Both cases involve very emotional issues and victims of horrific crimes, he said. He may have a perspective on those issues that others might not, he said.

"The biggest obstacle to the September 11th fund was the emotion of the families," he said. "We overcame it -- over 98 percent of eligible families signed in."

He said he doesn't think he has ever worked on a case involving sexual abuse by priests.

The class action in Covington stems from a lawsuit filed against the diocese in Boone Circuit Court by Cincinnati attorneys Stan Chesley and Robert Steinberg.

They say the diocese covered up allegations of sexual abuse by priests for 50 years; that at least 62 priests and other staff had abuse allegations made against them; and that there may be hundreds of victims.

They and attorneys for the diocese have jointly retained Feinberg, of the Washington-based Feinberg Group LLC, to mediate the case.

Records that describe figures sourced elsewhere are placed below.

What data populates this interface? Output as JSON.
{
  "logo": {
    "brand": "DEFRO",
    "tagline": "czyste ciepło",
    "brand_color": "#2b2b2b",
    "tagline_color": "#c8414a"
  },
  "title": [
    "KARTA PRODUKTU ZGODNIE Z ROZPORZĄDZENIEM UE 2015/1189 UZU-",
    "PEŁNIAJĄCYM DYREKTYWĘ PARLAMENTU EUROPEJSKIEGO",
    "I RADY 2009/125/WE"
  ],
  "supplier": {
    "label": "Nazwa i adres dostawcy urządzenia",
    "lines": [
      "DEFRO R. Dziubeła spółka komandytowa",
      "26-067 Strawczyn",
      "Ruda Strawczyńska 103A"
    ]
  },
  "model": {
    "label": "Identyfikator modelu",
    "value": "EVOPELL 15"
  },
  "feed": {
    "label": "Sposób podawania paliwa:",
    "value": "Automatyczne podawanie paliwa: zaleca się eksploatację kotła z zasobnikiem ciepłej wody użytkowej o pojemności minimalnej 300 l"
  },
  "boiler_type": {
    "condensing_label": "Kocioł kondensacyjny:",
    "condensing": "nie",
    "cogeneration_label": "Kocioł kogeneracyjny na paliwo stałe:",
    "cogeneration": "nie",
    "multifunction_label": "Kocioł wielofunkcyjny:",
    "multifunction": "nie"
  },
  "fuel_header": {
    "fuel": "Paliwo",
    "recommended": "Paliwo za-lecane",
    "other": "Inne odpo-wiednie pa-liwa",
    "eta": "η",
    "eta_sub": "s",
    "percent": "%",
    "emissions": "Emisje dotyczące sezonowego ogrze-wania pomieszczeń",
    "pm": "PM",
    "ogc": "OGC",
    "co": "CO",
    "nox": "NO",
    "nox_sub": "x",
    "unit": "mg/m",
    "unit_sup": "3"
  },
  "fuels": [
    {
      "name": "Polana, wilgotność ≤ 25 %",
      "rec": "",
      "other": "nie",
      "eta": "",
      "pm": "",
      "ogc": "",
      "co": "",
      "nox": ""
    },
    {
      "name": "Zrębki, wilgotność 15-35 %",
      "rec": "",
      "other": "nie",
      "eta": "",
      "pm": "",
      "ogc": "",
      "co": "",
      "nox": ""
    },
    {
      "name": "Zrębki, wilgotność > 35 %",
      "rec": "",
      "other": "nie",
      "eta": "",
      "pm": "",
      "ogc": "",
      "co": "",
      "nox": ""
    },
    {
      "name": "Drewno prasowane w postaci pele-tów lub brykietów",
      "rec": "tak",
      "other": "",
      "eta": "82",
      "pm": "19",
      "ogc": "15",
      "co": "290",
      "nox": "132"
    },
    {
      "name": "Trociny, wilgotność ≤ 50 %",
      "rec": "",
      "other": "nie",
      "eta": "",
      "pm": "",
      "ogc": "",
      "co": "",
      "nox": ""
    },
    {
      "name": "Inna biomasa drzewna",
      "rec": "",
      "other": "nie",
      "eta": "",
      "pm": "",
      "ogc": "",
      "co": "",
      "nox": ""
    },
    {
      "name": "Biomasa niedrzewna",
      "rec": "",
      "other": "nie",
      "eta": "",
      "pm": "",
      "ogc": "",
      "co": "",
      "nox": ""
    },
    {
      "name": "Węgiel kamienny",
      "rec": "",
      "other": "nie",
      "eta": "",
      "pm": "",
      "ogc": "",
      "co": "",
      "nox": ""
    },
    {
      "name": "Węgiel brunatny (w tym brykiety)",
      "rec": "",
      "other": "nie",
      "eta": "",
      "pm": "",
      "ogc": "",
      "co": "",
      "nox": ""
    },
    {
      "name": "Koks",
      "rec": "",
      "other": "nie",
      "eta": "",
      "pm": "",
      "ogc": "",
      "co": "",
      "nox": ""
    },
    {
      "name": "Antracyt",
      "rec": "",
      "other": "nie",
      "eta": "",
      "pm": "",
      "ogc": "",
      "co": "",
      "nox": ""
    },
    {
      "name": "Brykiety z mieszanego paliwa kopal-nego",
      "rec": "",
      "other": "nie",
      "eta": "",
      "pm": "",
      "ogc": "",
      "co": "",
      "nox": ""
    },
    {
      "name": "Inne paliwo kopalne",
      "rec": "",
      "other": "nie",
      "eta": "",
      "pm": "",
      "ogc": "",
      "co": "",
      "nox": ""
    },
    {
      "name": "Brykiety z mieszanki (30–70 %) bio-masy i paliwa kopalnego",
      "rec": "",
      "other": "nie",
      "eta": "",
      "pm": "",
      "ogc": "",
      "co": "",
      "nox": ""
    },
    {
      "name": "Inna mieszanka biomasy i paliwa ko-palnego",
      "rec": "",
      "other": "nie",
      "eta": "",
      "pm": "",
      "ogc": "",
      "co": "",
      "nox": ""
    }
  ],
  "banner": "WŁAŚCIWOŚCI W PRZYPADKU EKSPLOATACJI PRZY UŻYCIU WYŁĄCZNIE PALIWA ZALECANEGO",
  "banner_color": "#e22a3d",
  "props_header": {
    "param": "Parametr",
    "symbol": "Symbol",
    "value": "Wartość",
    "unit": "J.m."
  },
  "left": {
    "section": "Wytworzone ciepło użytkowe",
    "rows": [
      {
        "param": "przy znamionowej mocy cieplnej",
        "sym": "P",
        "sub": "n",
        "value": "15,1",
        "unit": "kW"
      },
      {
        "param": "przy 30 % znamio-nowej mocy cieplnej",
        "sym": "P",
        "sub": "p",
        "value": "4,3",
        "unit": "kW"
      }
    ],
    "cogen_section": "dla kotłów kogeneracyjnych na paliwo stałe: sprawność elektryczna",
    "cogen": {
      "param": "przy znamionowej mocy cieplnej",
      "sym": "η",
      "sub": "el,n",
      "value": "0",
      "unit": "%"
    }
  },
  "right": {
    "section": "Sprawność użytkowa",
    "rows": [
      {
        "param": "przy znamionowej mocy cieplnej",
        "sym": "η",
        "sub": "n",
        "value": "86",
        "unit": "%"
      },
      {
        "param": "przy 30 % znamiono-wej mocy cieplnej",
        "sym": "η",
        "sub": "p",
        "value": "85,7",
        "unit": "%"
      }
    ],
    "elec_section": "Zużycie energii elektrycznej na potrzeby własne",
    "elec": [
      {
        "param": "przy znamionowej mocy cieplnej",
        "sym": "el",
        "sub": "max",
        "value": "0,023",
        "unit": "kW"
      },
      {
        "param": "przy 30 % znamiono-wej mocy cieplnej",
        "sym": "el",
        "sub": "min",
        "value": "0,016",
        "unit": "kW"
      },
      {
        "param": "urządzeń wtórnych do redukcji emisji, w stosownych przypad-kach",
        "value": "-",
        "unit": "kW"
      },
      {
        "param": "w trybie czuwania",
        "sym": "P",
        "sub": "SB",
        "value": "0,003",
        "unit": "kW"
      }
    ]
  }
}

The judge hearing the class action suit, former Jefferson Circuit Court Judge John Potter, ordered the parties to report on their efforts to resolve the case outside court.

They did so on Thursday, filing a report that formally announced Feinberg's appointment, and saying they would report back to the court when the mediation process ends.

Chicago attorney Carrie Huff, who is representing the diocese in the class action and other priest-abuse lawsuits, called Feinberg a superb mediator, and said she was very grateful he was willing to help.

"Rather than posturing in court, we're actually sitting down to identify some of the obstacles and what we can do to resolve them," she said.

Chesley complimented the diocese on agreeing to hire Feinberg, saying that his clients want to move forward to a resolution.

However, he said there is no guarantee the mediation will work.

Huff said she sees the mediation as an opportunity to "extend the reconciliation process" to victims who have not come directly to the diocese.

Seventy alleged victims have opted out of the class-action lawsuit, Huff said, and the diocese is still actively negotiating settlements with about 15.

Forty-three of those 70 have already reached settlements, she said, two of them as recently as last week. The diocese has paid about $8.95 million to settle those 43 claims, she said.

The diocese said in February that between 1950 and 1990, 35 priests sexually abused 205 victims.